Negative questions ... I believe that is correct, if I parse it
accurately - it would display whatever it was set to.
| eg: currently on a card here setting one up from
| 239 results in the (true) value of 247 being set rather than
| a fake '240'.
I consider that ("currently") broken. If I set 240, 240 is what I want.
If that generates the exact same output as 239 then that's my problem (and
usually I'll just keep increasing it till I get what I want).
Consider the effect if I do
mixerctl -w outputs.master=$(expr $(mixerctl outputs.master$) + 2$)
mixerctl -w outputs.master=$(expr $(mixerctl outputs.master$) - 1$)
mixerctl -w outputs.master=$(expr $(mixerctl outputs.master$) - 1$)
If I don't get back the value I started with, to me, that is broken
(and for all similar variations - arithmetic should be commutative
and associative).
On my system, which is not quite current, it works - but because the + 2
generates the same value as + 1 would, the first -1 makes no change at
all, and the second -1 reverts to the original value.

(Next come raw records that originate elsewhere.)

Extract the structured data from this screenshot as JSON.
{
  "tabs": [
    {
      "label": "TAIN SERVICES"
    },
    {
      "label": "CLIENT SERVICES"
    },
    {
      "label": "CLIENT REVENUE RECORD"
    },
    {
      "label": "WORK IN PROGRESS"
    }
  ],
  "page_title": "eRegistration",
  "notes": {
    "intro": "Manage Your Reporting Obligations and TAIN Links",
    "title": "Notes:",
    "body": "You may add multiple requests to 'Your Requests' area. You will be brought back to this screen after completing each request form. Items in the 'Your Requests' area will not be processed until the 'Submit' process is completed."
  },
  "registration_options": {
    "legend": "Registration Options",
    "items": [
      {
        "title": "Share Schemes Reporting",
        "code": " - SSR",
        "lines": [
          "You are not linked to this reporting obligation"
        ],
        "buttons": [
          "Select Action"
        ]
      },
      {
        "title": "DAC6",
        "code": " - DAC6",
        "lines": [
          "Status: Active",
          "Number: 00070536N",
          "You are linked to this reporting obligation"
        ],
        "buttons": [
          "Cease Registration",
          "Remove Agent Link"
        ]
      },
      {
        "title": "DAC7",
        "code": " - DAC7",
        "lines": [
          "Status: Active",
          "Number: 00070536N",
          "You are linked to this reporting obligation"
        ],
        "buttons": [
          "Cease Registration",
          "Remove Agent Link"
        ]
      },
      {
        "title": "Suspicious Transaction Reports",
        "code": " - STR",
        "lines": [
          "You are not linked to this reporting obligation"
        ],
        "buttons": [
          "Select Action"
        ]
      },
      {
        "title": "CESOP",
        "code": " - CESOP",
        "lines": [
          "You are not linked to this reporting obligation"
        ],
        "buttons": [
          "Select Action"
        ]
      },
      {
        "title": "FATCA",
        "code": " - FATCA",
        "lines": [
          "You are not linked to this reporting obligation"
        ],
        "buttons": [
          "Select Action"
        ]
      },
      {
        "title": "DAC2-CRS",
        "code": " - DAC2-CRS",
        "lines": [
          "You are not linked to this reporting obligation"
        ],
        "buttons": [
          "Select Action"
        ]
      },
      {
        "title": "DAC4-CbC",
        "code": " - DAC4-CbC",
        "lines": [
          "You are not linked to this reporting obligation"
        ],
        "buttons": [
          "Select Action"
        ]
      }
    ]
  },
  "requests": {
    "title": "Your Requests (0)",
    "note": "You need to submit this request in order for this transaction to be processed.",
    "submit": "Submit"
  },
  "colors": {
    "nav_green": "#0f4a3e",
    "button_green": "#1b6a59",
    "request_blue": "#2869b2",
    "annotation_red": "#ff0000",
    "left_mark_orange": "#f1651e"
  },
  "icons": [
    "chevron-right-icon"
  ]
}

I consider that
broken as well... (but I believe this is what changed in -current
recently).
[Aside: ignore the fact that this doesn't work because the output from
mixerctl isn't a simple integer that expr can add or subtract a constant
from - I think you can see what I mean.]
If my application knows that real hardware tends to have coarser
jumps than the basic API makes it appear, then it can ask the driver
what that granualarity is, and then if it wants to jump from 239 to 247
because the user said "more", and it knows this is the smallest possible
"more" that really is more, then it can simply set 247.
A mixer application I can believe would want to go to that trouble, a
CD player application (or a game that makes noise) most likely wouldn't
relying upon the user to keep adjusting things until satisfied (from a
human perspective, users are quite used to trivial changes to the volume
knob, or balance contol, producing no noticeable effect - that's what
happens on real equipment).
I have no problem with an alternative (less often used, I'd assume)
way of fetching the values, that returns the true hardware settings.